Limiting the price of Russian oil works

Limiting the price of Russian oil works

The price restrictions imposed by G7 countries and allies to force Russia to sell its oil at a discount are working as intended, Amos Hochstein, the U.S. president’s energy security adviser, said Monday.

The United States was one of the initiators of the Russian oil price cap, which aimed to prevent serious supply disruptions from Russia while reducing Moscow’s revenue from oil and other fuel exports.

The G7 countries, the European Union and Australia imposed a price cap of $60 a barrel on Russian oil exported by sea on Dec. 5 as part of sanctions against Russia. On Feb. 5, the G7 and its allies imposed a cap on Russian fuel sales.

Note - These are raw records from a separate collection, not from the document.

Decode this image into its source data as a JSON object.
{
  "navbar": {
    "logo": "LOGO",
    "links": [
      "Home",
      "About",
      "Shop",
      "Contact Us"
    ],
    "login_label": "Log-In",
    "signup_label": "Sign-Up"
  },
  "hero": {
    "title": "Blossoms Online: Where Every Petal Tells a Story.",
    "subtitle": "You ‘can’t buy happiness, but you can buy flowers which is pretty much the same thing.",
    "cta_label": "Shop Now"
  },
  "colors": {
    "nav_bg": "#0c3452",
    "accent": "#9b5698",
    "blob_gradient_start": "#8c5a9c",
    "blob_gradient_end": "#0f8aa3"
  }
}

“I think the advantage of this process is that it works and that Russian oil trades below the price cap,” Hochstein told reporters on the sidelines of an energy conference in Houston.

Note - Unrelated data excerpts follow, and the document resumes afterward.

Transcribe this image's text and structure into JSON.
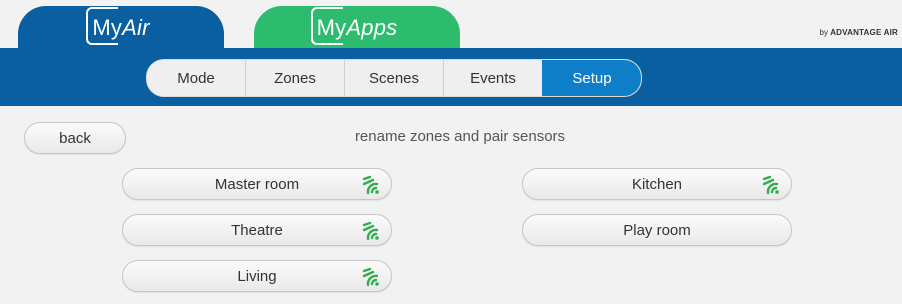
{
  "header": {
    "tabs": [
      {
        "logo_my": "My",
        "logo_rest": "Air",
        "color": "#0a5fa0"
      },
      {
        "logo_my": "My",
        "logo_rest": "Apps",
        "color": "#2dbb6e"
      }
    ],
    "brand_prefix": "by ",
    "brand_name": "ADVANTAGE AIR"
  },
  "nav": {
    "segments": [
      "Mode",
      "Zones",
      "Scenes",
      "Events",
      "Setup"
    ],
    "active": "Setup",
    "accent": "#0f7ec9"
  },
  "page": {
    "back_label": "back",
    "subtitle": "rename zones and pair sensors"
  },
  "zones": [
    {
      "name": "Master room",
      "sensor_icon": "wireless-sensor-icon",
      "paired": true
    },
    {
      "name": "Theatre",
      "sensor_icon": "wireless-sensor-icon",
      "paired": true
    },
    {
      "name": "Living",
      "sensor_icon": "wireless-sensor-icon",
      "paired": true
    },
    {
      "name": "Kitchen",
      "sensor_icon": "wireless-sensor-icon",
      "paired": true
    },
    {
      "name": "Play room",
      "paired": false
    }
  ],
  "colors": {
    "sensor_green": "#2fae4e",
    "band_blue": "#0a5fa0"
  }
}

Russia, which produces about 10 percent of the world’s oil reserves, announced in February that it would cut production by 500,000 bpd, or about 5 percent of Russian output, in response to the price cap.

Hochstein said the cut had little effect on the prices buyers were paying for Russian oil.

“I don’t know why Russia is cutting its production,” he said. – I don’t think the price has gone up that much. We want to make sure that Russian oil is on the market and that it is sold at a discount.”